Procedure (Guided Lesson, Instructions, etc): 
 Read the book, show images of zebras (I made a poster covered in cool zebra pictures), read the book Greedy Zebra, demonstrate project in steps. 
Project (Steps, Examples, etc):
1.    I explain that students can make a fat zebra that is busting out of his black coat, or they can make a zebra that looks more like the zebra on the cover of the book. I show them a ‘fat’ one with all the threads busting out on the last page of the book and one that I drew. I actually only demonstrate the first one on the board.
2.    I show the zebra drawing step-by-step. Step one, with a black crayon, draw an oval for the body. Step two, draw the neck, head, 4 legs, ears and a tail. I show them that some things need to be colored in solid black (like the ears and the circle for the eye nose,, tip of the tail and maybe the hooves).
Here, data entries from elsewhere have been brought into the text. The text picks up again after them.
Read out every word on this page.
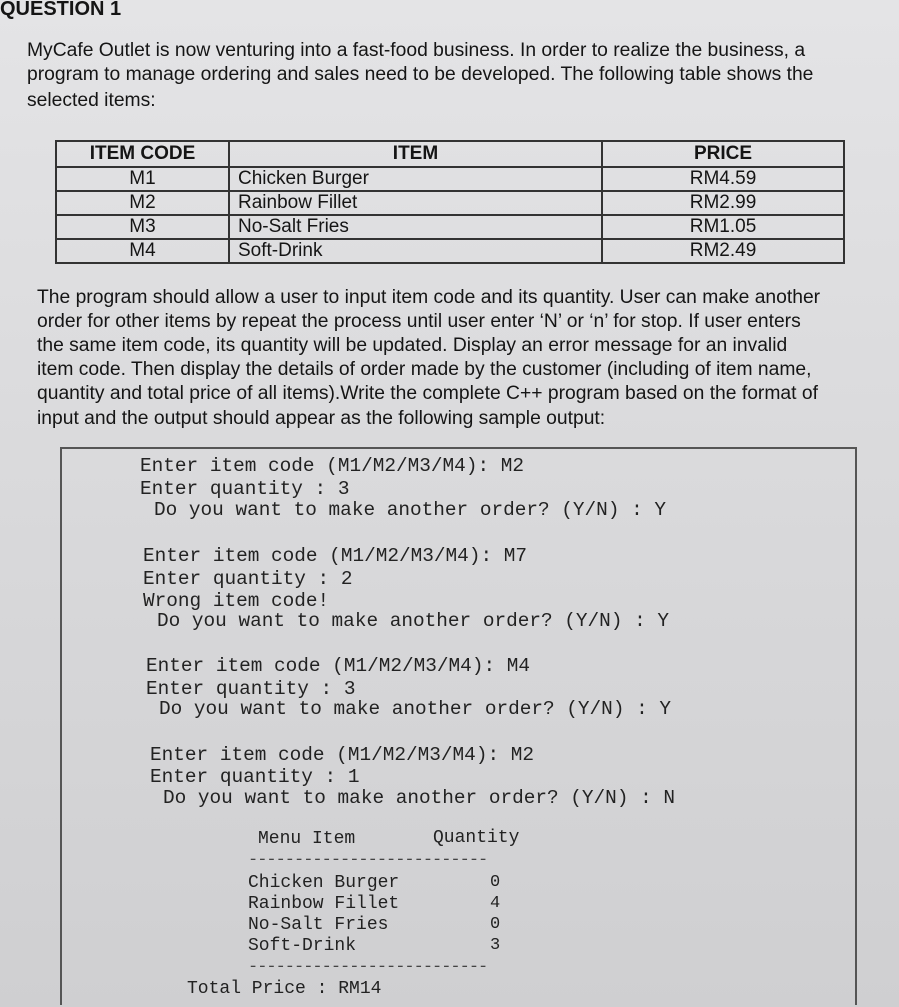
QUESTION 1
MyCafe Outlet is now venturing into a fast-food business. In order to realize the business, a
program to manage ordering and sales need to be developed. The following table shows the
selected items:
ITEM CODE	ITEM	PRICE
M1	Chicken Burger	RM4.59
M2	Rainbow Fillet	RM2.99
M3	No-Salt Fries	RM1.05
M4	Soft-Drink	RM2.49
The program should allow a user to input item code and its quantity. User can make another
order for other items by repeat the process until user enter ‘N’ or ‘n’ for stop. If user enters
the same item code, its quantity will be updated. Display an error message for an invalid
item code. Then display the details of order made by the customer (including of item name,
quantity and total price of all items).Write the complete C++ program based on the format of
input and the output should appear as the following sample output:
Enter item code (M1/M2/M3/M4): M2
Enter quantity : 3
Do you want to make another order? (Y/N) : Y
Enter item code (M1/M2/M3/M4): M7
Enter quantity : 2
Wrong item code!
Do you want to make another order? (Y/N) : Y
Enter item code (M1/M2/M3/M4): M4
Enter quantity : 3
Do you want to make another order? (Y/N) : Y
Enter item code (M1/M2/M3/M4): M2
Enter quantity : 1
Do you want to make another order? (Y/N) : N
Menu Item	Quantity
--------------------------
Chicken Burger	0
Rainbow Fillet	4
No-Salt Fries	0
Soft-Drink	3
--------------------------
Total Price : RM14
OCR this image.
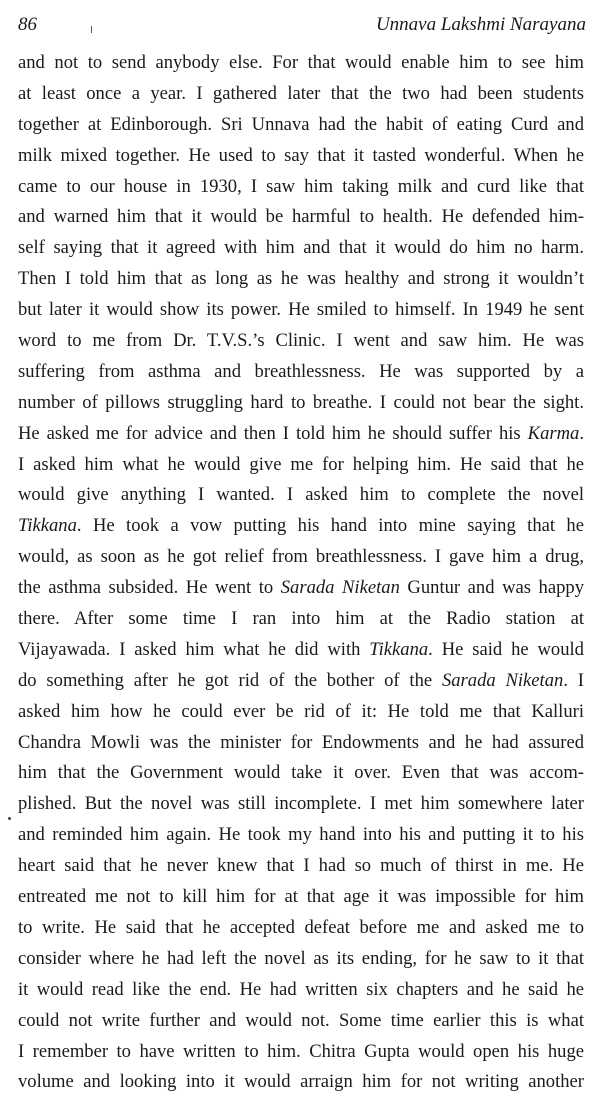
86	Unnava Lakshmi Narayana
and not to send anybody else. For that would enable him to see him
at least once a year. I gathered later that the two had been students
together at Edinborough. Sri Unnava had the habit of eating Curd and
milk mixed together. He used to say that it tasted wonderful. When he
came to our house in 1930, I saw him taking milk and curd like that
and warned him that it would be harmful to health. He defended him-
self saying that it agreed with him and that it would do him no harm.
Then I told him that as long as he was healthy and strong it wouldn’t
but later it would show its power. He smiled to himself. In 1949 he sent
word to me from Dr. T.V.S.’s Clinic. I went and saw him. He was
suffering from asthma and breathlessness. He was supported by a
number of pillows struggling hard to breathe. I could not bear the sight.
He asked me for advice and then I told him he should suffer his Karma.
I asked him what he would give me for helping him. He said that he
would give anything I wanted. I asked him to complete the novel
Tikkana. He took a vow putting his hand into mine saying that he
would, as soon as he got relief from breathlessness. I gave him a drug,
the asthma subsided. He went to Sarada Niketan Guntur and was happy
there. After some time I ran into him at the Radio station at
Vijayawada. I asked him what he did with Tikkana. He said he would
do something after he got rid of the bother of the Sarada Niketan. I
asked him how he could ever be rid of it: He told me that Kalluri
Chandra Mowli was the minister for Endowments and he had assured
him that the Government would take it over. Even that was accom-
plished. But the novel was still incomplete. I met him somewhere later
and reminded him again. He took my hand into his and putting it to his
heart said that he never knew that I had so much of thirst in me. He
entreated me not to kill him for at that age it was impossible for him
to write. He said that he accepted defeat before me and asked me to
consider where he had left the novel as its ending, for he saw to it that
it would read like the end. He had written six chapters and he said he
could not write further and would not. Some time earlier this is what
I remember to have written to him. Chitra Gupta would open his huge
volume and looking into it would arraign him for not writing another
3.    For the zebra’s stripes, students are to tear a black rectangle into strips. This is hard for some kids, but it is really good for building fine motor skills. They are supposed to tear skinny strips and glue them on the belly, some should start at the top and some at the bottom so they can meet in the middle. Students should also make strips for the neck and legs. If they have trouble, they can go back and add more stripes with a black crayon.
4.    I had a painting station set up for students to paint the frames. They were to write their name on the back of a white piece of paper and when I call them to the paint station, they are to paint black stripes on white paper—edges only. This would’ve looked cool w/white paint on black paper, but I have a much larger stock pile of white paper so it made sense to just use black paint. They did this at the same time that everyone else was tearing the strips for the zebra's body.
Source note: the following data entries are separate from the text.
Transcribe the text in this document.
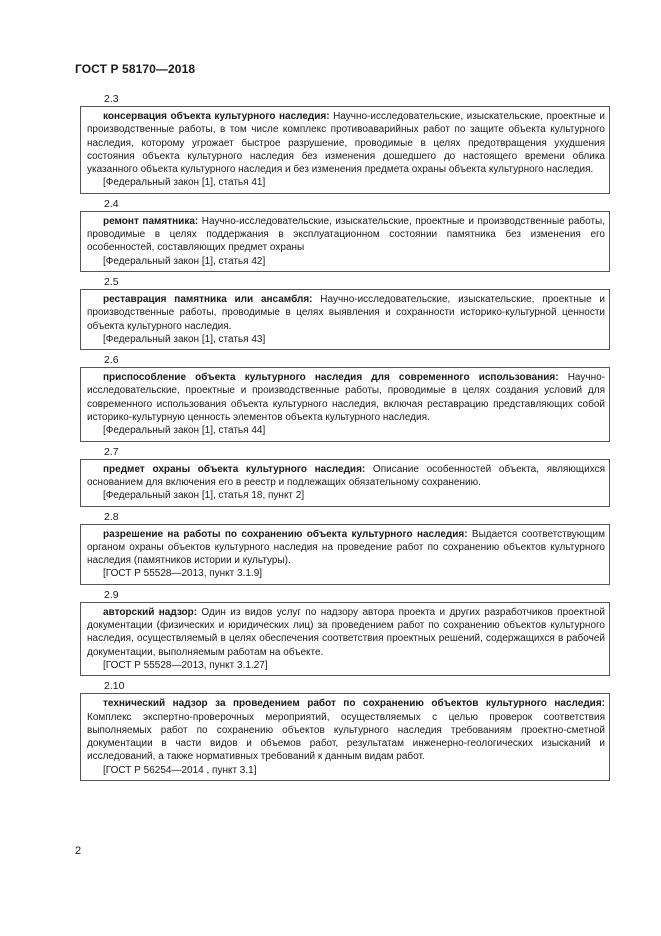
ГОСТ Р 58170—2018
2.3

консервация объекта культурного наследия: Научно-исследовательские, изыскательские, проектные и производственные работы, в том числе комплекс противоаварийных работ по защите объекта культурного наследия, которому угрожает быстрое разрушение, проводимые в целях предотвращения ухудшения состояния объекта культурного наследия без изменения дошедшего до настоящего времени облика указанного объекта культурного наследия и без изменения предмета охраны объекта культурного наследия.

[Федеральный закон [1], статья 41]

2.4

ремонт памятника: Научно-исследовательские, изыскательские, проектные и производственные работы, проводимые в целях поддержания в эксплуатационном состоянии памятника без изменения его особенностей, составляющих предмет охраны

[Федеральный закон [1], статья 42]

2.5

реставрация памятника или ансамбля: Научно-исследовательские, изыскательские, проектные и производственные работы, проводимые в целях выявления и сохранности историко-культурной ценности объекта культурного наследия.

[Федеральный закон [1], статья 43]

2.6

приспособление объекта культурного наследия для современного использования: Научно-исследовательские, проектные и производственные работы, проводимые в целях создания условий для современного использования объекта культурного наследия, включая реставрацию представляющих собой историко-культурную ценность элементов объекта культурного наследия.

[Федеральный закон [1], статья 44]

2.7

предмет охраны объекта культурного наследия: Описание особенностей объекта, являющихся основанием для включения его в реестр и подлежащих обязательному сохранению.

[Федеральный закон [1], статья 18, пункт 2]

2.8

разрешение на работы по сохранению объекта культурного наследия: Выдается соответствующим органом охраны объектов культурного наследия на проведение работ по сохранению объектов культурного наследия (памятников истории и культуры).

[ГОСТ Р 55528—2013, пункт 3.1.9]

2.9

авторский надзор: Один из видов услуг по надзору автора проекта и других разработчиков проектной документации (физических и юридических лиц) за проведением работ по сохранению объектов культурного наследия, осуществляемый в целях обеспечения соответствия проектных решений, содержащихся в рабочей документации, выполняемым работам на объекте.

[ГОСТ Р 55528—2013, пункт 3.1.27]

2.10

технический надзор за проведением работ по сохранению объектов культурного наследия: Комплекс экспертно-проверочных мероприятий, осуществляемых с целью проверок соответствия выполняемых работ по сохранению объектов культурного наследия требованиям проектно-сметной документации в части видов и объемов работ, результатам инженерно-геологических изысканий и исследований, а также нормативных требований к данным видам работ.

[ГОСТ Р 56254—2014 , пункт 3.1]

2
5.    Put everything in the drying wrack and look at books about Africa when finished. (I may have had them start an African mask sketch if they had free time….I had a handout of various African masks available, they were to study it and start planning an African mask on a small sheet of paper.)

Day 2

1.    I explained that we would be finishing our Greedy Zebras today. I demonstrated how to cut out the zebra, glue it to the green paper and then add green tissue paper for grass and bushes. I showed them how to roll the tissue paper into a ball or a tube and then glue it down. I also had a little bit of black yarn cut into small pieces for students to add for fur on the end of the tail and the back of the zebra’s neck.
2.    The last step was to glue the green paper to the frame. When students finished, they put these in the drying wrack. The second half of this lesson only took about ½ of one hour art time. I also had students add more black lines if their zebras needed more stripes.
3.    When finished, we started cutting out a symetrical African mask based on the design from the previous week. (not pictured)


  1. I love to do projects based on children's books so this and your Elmer the Elephant project are right up my alley. Thanks for the great posts!